A library for processing texts in Greek and other languages, developed by Open Technologies Alliance(GFOSS).
- Document Processing: Extract text content from academic PDFs, DOCX, HTML, and other formats with structure preservation
- Document Downloading: Download documents from URLs with automatic handling of various formats
- Quality Control: Filter and cluster documents based on extraction quality
- Section Extraction: Identify and extract academic sections from documents
- Section Classification: Classify sections using machine learning models
- Greek Language Support: Specialized processing for Greek academic texts
- Metadata Handling: Process academic texts with accompanying metadata
- Customizable Annotation: Map section titles to standardized categories
- Flexible Pipeline: Start the processing from any stage in the pipeline
pip install glossapi
The recommended way to use GlossAPI is through the Corpus
class, which provides a complete pipeline for processing academic documents. You can use the same directory for both input and output:
from glossapi import Corpus
import logging
# Configure logging (optional)
logging.basicConfig(level=logging.INFO)
# Set the directory path (use the same for input and output)
folder = "/path/to/corpus" # Use abstract path names
# Initialize Corpus with input and output directories
corpus = Corpus(
input_dir=folder,
output_dir=folder
# metadata_path="/path/to/metadata.parquet", # Optional
# annotation_mapping={
# 'Κεφάλαιο': 'chapter',
# # Add more mappings as needed
# }
)
# The pipeline can start from any of these steps:
# Step 1: Download documents (if URLs are provided)
corpus.download(url_column='a_column_name') # Specify column with URLs, default column name is 'url'
# Step 2: Extract documents
corpus.extract()
# Step 3: Extract sections from filtered documents
corpus.section()
# Step 4: Classify and annotate sections
corpus.annotate() # or corpus.annotate(annotation_type="chapter") For texts without TOC or bibliography
After running the pipeline, the following folder structure will be created:
corpus/ # Your specified folder
├── download_results # stores metadata file with annotation from previous processing steps
├── downloads/ # Downloaded documents (if download() is used)

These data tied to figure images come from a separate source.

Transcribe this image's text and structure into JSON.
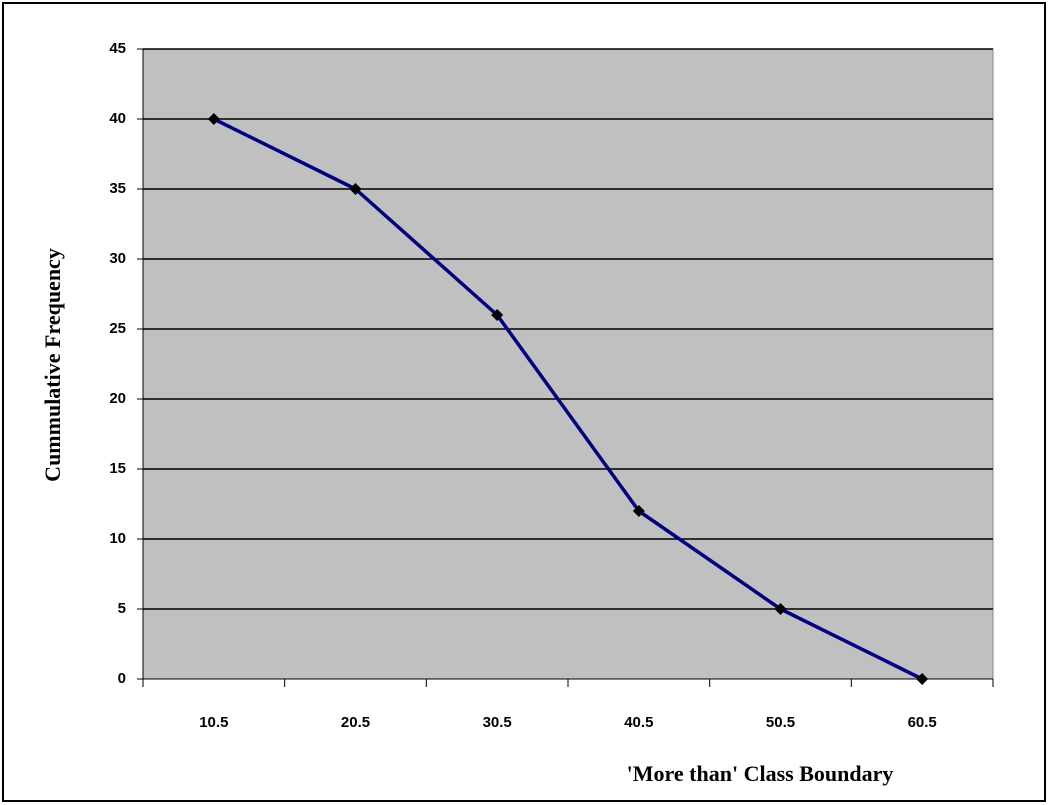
{
  "chart_data": {
    "type": "line",
    "x_label": "'More than' Class Boundary",
    "y_label": "Cummulative Frequency",
    "categories": [
      "10.5",
      "20.5",
      "30.5",
      "40.5",
      "50.5",
      "60.5"
    ],
    "series": [
      {
        "color": "#000080",
        "marker_color": "#000000",
        "values": [
          40,
          35,
          26,
          12,
          5,
          0
        ]
      }
    ],
    "ylim": [
      0,
      45
    ],
    "yticks": [
      0,
      5,
      10,
      15,
      20,
      25,
      30,
      35,
      40,
      45
    ],
    "grid": true,
    "plot_background": "#c0c0c0"
  }
}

├── markdown/ # Extracted text files in markdown format
├── sections/ # Contains the processed sections in parquet format
│ ├── sections_for_annotation.parquet
├── classified_sections.parquet # Intermediate processing form
├── fully_annotated_sections.parquet # Final processing form with section predictions
The fully_annotated_sections.parquet
file contains the final processing form. The predicted_sections
column shows the type of section: 'π' (table of contents), 'β' (bibliography), 'ε.σ.' (introductory note), 'κ' (main text), or 'a' (appendix). For files without table of contents or bibliography, the annotation will be "άλλο" (other).
Option 1: Start with Document Download Create a corpus folder and add a parquet file with URLs for downloading:
corpus/
└── metadata.parquet (with a column containing document URLs)
Then use corpus.download(url_column='column_name')
with the URL column name from your parquet file.
Option 2: Start with Document Extraction Alternatively, place documents directly in the corpus folder and skip download:
corpus/
└── document1.pdf, document2.docx, etc.
GlossAPI will automatically create a metadata folder in downloads if starting from extract.
This project is licensed under the European Union Public Licence 1.2 (EUPL 1.2).